Theses on Analytics & AI

The Hidden Assist? Data Analytics in Football as an Organisational Capability

Abbas Haidari & Ryan Jacob Martin (2026) 

Abstract: Data analytics has become increasingly important in professional football, yet access to data does not by itself create a competitive advantage. This qualitative study investigates how clubs in Allsvenskan, Sweden's highest men's football division, use data analytics as an organisational capability to create competitive advantage, and how these capabilities vary under different resource conditions. Grounded in the Resource-Based View, the study draws on semi-structured interviews with informants across clubs, the league trade body, and technology and sport-service providers, analysed using the Gioia methodology and complemented by a contextual analysis of five clubs' annual reports.

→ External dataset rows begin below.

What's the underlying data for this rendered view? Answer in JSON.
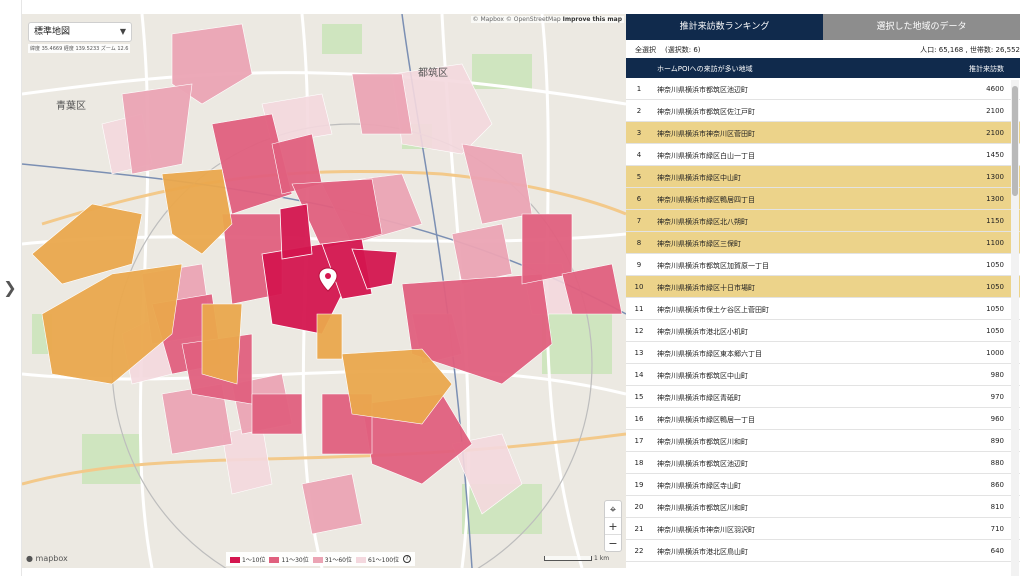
{
  "map": {
    "style_label": "標準地図",
    "coords": "緯度 35.4669  経度 139.5233  ズーム 12.6",
    "attribution": "© Mapbox © OpenStreetMap",
    "improve_label": "Improve this map",
    "logo": "mapbox",
    "scale": "1 km",
    "zoom_in": "+",
    "zoom_out": "−",
    "locate_icon": "crosshair-icon",
    "place_labels": [
      {
        "text": "都筑区",
        "id": "tsuzuki"
      },
      {
        "text": "青葉区",
        "id": "aoba"
      }
    ],
    "legend": [
      {
        "label": "1〜10位",
        "color": "#d4164f"
      },
      {
        "label": "11〜30位",
        "color": "#e0607e"
      },
      {
        "label": "31〜60位",
        "color": "#eba4b4"
      },
      {
        "label": "61〜100位",
        "color": "#f4d8de"
      }
    ],
    "legend_help": "?"
  },
  "panel": {
    "tabs": [
      {
        "label": "推計来訪数ランキング",
        "active": true
      },
      {
        "label": "選択した地域のデータ",
        "active": false
      }
    ],
    "select_all": "全選択",
    "selected_count": "(選択数: 6)",
    "population": "人口: 65,168 , 世帯数: 26,552",
    "col_area": "ホームPOIへの来訪が多い地域",
    "col_visits": "推計来訪数",
    "highlight_color": "#ecd38a",
    "rows": [
      {
        "rank": "1",
        "name": "神奈川県横浜市都筑区池辺町",
        "value": "4600",
        "hl": false
      },
      {
        "rank": "2",
        "name": "神奈川県横浜市都筑区佐江戸町",
        "value": "2100",
        "hl": false
      },
      {
        "rank": "3",
        "name": "神奈川県横浜市神奈川区菅田町",
        "value": "2100",
        "hl": true
      },
      {
        "rank": "4",
        "name": "神奈川県横浜市緑区白山一丁目",
        "value": "1450",
        "hl": false
      },
      {
        "rank": "5",
        "name": "神奈川県横浜市緑区中山町",
        "value": "1300",
        "hl": true
      },
      {
        "rank": "6",
        "name": "神奈川県横浜市緑区鴨居四丁目",
        "value": "1300",
        "hl": true
      },
      {
        "rank": "7",
        "name": "神奈川県横浜市緑区北八朔町",
        "value": "1150",
        "hl": true
      },
      {
        "rank": "8",
        "name": "神奈川県横浜市緑区三保町",
        "value": "1100",
        "hl": true
      },
      {
        "rank": "9",
        "name": "神奈川県横浜市都筑区加賀原一丁目",
        "value": "1050",
        "hl": false
      },
      {
        "rank": "10",
        "name": "神奈川県横浜市緑区十日市場町",
        "value": "1050",
        "hl": true
      },
      {
        "rank": "11",
        "name": "神奈川県横浜市保土ケ谷区上菅田町",
        "value": "1050",
        "hl": false
      },
      {
        "rank": "12",
        "name": "神奈川県横浜市港北区小机町",
        "value": "1050",
        "hl": false
      },
      {
        "rank": "13",
        "name": "神奈川県横浜市緑区東本郷六丁目",
        "value": "1000",
        "hl": false
      },
      {
        "rank": "14",
        "name": "神奈川県横浜市都筑区中山町",
        "value": "980",
        "hl": false
      },
      {
        "rank": "15",
        "name": "神奈川県横浜市緑区青砥町",
        "value": "970",
        "hl": false
      },
      {
        "rank": "16",
        "name": "神奈川県横浜市緑区鴨居一丁目",
        "value": "960",
        "hl": false
      },
      {
        "rank": "17",
        "name": "神奈川県横浜市都筑区川和町",
        "value": "890",
        "hl": false
      },
      {
        "rank": "18",
        "name": "神奈川県横浜市都筑区池辺町",
        "value": "880",
        "hl": false
      },
      {
        "rank": "19",
        "name": "神奈川県横浜市緑区寺山町",
        "value": "860",
        "hl": false
      },
      {
        "rank": "20",
        "name": "神奈川県横浜市都筑区川和町",
        "value": "810",
        "hl": false
      },
      {
        "rank": "21",
        "name": "神奈川県横浜市神奈川区羽沢町",
        "value": "710",
        "hl": false
      },
      {
        "rank": "22",
        "name": "神奈川県横浜市港北区鳥山町",
        "value": "640",
        "hl": false
      }
    ]
  }
}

The findings show that analytics is most deeply embedded in the sporting side of clubs and is less developed commercially. Since the foundational tools are accessible to all clubs commercially, they do not inherently grant any competitive advantage. What differentiates clubs is the organisational capability built around data use: the interpretation, routines, and continuity through which data informs decisions. This capability is socially complex, causally ambiguous, and path-dependent, and therefore harder for competitors to imitate. These capabilities vary across clubs as a matter of priority rather than presence: larger clubs develop analytics as a broad organisational system, while smaller, resource-constrained clubs apply it more selectively, concentrating on recruitment and talent development.

The study contributes by shifting the question of football analytics from what data can measure to what an organisation can do with it. It suggests that the resource separating clubs is organisational rather than technical, an insight with potential relevance to resource-constrained organisations beyond football.